Why do the second generation of diasporas always face with the perplexity of identity confusion? They were told by parents or grandparents that they shouldn’t forget their kinship, though they were cut off from it for a long time or have little direct experience of it. They have more emotional attachment with their diaspora culture, though they are more often treated as outsiders by it. This diaspora culture has bred them, educated them, and deeply rooted in them. That kinship culture is something they know they should adhere to, but it stays as a duty to accomplish, a shame if losing it. However, the culture they were born and grew up in is something they will never let go, and will always come back to collect no matter how long and how far they have been away from it. That’s why so many elderly always dream of and really go back to their hometown, where their mothers lived, where their culture was cultivated.
Culture is home, where we always go back for mum’s love, where playmates had been chasing us, where we can always find the most delicious food in the world, where we got our first A, where we had been so eager to leave when we grew up, and then always dream to return. That becomes my culture.

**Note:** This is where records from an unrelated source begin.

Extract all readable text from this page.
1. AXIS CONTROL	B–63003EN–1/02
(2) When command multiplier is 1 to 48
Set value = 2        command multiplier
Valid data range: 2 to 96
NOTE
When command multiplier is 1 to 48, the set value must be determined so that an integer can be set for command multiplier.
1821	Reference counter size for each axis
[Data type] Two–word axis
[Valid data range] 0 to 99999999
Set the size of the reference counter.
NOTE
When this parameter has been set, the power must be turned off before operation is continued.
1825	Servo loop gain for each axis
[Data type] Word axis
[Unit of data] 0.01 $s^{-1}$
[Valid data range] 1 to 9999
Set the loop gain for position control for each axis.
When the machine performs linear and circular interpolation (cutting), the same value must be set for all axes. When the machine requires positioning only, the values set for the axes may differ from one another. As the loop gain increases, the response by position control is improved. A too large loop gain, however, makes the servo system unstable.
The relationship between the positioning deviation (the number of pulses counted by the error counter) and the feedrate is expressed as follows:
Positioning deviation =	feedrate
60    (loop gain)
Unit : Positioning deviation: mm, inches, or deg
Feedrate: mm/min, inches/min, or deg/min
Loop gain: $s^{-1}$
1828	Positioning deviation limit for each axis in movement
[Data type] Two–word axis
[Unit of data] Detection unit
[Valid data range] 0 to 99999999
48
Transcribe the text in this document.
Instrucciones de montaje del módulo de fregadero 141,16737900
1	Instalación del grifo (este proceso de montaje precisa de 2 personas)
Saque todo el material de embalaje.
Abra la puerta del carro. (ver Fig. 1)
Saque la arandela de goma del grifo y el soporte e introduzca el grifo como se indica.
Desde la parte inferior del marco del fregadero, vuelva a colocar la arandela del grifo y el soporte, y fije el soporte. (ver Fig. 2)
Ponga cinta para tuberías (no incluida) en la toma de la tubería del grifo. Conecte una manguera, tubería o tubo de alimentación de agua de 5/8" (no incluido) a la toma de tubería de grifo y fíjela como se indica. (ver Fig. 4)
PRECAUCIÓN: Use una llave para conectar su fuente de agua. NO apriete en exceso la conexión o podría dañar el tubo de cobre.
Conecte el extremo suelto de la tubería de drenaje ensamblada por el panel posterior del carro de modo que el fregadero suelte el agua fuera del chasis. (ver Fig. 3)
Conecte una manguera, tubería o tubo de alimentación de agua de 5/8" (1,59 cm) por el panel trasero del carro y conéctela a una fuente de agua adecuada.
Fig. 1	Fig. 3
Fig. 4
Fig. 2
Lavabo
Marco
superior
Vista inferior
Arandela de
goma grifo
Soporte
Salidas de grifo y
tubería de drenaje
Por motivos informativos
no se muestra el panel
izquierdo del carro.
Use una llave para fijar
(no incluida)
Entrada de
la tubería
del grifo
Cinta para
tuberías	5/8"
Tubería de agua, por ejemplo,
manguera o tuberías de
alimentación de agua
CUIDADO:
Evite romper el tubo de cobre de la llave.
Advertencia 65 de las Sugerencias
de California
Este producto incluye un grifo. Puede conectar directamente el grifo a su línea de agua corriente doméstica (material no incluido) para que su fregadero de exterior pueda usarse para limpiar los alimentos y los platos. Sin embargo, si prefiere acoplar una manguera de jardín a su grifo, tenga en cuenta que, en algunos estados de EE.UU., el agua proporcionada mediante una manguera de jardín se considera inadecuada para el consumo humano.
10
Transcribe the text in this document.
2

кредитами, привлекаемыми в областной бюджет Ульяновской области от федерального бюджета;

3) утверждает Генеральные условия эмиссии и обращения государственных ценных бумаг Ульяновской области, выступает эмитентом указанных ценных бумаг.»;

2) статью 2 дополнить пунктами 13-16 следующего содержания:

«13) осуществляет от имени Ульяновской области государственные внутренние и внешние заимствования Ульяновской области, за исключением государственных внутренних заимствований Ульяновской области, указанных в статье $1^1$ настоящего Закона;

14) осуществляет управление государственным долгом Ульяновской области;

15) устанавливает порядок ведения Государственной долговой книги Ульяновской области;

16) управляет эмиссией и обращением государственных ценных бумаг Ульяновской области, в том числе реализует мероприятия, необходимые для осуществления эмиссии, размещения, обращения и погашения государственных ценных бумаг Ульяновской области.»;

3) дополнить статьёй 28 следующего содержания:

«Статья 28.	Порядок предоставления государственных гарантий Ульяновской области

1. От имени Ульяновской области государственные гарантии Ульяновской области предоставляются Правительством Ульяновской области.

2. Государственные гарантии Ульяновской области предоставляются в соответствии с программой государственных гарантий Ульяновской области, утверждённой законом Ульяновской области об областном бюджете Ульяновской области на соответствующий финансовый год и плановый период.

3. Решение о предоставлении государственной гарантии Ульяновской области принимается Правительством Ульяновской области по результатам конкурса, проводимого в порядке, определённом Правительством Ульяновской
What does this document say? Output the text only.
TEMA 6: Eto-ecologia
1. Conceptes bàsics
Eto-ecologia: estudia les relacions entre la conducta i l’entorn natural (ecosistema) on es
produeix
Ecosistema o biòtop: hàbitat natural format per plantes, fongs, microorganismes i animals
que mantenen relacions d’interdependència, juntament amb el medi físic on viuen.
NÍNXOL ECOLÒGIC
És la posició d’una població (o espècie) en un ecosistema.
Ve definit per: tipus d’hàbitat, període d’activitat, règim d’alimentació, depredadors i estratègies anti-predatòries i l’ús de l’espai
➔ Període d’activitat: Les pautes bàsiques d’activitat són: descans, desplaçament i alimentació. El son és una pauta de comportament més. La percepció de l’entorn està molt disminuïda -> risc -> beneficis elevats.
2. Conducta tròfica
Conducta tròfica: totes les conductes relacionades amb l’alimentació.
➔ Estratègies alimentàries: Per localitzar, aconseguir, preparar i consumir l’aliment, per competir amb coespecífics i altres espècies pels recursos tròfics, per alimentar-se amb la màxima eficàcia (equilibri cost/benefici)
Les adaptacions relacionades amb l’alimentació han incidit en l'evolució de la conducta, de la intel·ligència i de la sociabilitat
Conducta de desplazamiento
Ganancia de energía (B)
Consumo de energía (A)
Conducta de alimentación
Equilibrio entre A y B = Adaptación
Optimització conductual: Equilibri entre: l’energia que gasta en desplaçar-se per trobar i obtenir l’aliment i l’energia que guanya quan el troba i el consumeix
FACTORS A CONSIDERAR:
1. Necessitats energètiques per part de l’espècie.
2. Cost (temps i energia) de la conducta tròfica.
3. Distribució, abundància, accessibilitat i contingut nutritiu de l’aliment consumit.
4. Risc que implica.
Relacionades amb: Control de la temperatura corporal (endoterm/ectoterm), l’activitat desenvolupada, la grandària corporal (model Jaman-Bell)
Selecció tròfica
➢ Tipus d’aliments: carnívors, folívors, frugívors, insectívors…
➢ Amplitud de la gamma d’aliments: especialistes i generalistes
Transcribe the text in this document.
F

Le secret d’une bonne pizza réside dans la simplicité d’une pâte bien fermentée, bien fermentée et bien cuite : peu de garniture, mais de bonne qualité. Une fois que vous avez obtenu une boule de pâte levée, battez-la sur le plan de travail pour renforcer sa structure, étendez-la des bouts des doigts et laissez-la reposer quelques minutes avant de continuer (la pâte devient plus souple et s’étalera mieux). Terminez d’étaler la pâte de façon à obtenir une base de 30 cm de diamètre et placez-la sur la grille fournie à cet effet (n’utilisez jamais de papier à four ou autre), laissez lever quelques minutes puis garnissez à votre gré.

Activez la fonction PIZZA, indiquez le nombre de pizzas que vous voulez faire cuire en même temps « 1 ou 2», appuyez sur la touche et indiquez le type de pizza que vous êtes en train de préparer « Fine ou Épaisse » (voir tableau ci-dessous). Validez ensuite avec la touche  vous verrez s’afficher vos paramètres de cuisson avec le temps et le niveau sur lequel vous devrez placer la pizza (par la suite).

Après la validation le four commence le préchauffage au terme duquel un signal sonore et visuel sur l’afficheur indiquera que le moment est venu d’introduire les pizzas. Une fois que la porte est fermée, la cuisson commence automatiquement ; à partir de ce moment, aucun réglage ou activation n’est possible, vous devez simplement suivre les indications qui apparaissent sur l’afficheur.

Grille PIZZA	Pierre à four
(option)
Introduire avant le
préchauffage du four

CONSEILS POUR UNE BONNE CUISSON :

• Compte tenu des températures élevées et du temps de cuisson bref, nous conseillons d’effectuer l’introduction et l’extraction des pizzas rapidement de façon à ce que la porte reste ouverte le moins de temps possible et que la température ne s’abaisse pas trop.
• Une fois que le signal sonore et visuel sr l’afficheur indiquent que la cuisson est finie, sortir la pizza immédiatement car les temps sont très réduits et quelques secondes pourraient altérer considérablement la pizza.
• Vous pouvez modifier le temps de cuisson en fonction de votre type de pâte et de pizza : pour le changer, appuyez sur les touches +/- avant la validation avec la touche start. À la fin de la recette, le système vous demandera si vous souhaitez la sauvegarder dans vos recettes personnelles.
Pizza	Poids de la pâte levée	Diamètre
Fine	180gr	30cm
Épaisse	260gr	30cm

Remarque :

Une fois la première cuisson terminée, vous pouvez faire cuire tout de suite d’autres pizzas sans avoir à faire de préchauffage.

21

So my culture is different from my grandparents, who left their kinship country and migrated to a new land but still sticked to their original culture. My culture is different from my parents who were born on the new land but grew up in the struggles of their parents’ kinship culture and their own adaption to the new culture. I was born on the new land which has somehow accepted my group of people and in the new culture which my parents have more or less adapted to. This is the culture of the second generation of diaspora. It’s not a shame if I have replaced some of my kinship culture with the new ones, just like replacing the language. It’s not a shame if I hesitate to answer which is my culture. It’s not a shame if I feel more painful when my hometown or home country is suffering from disasters. It’s not a shame when I am more ready to protect it from any criticism.
Because it is my home, it is my culture. Good or bad, I am from it.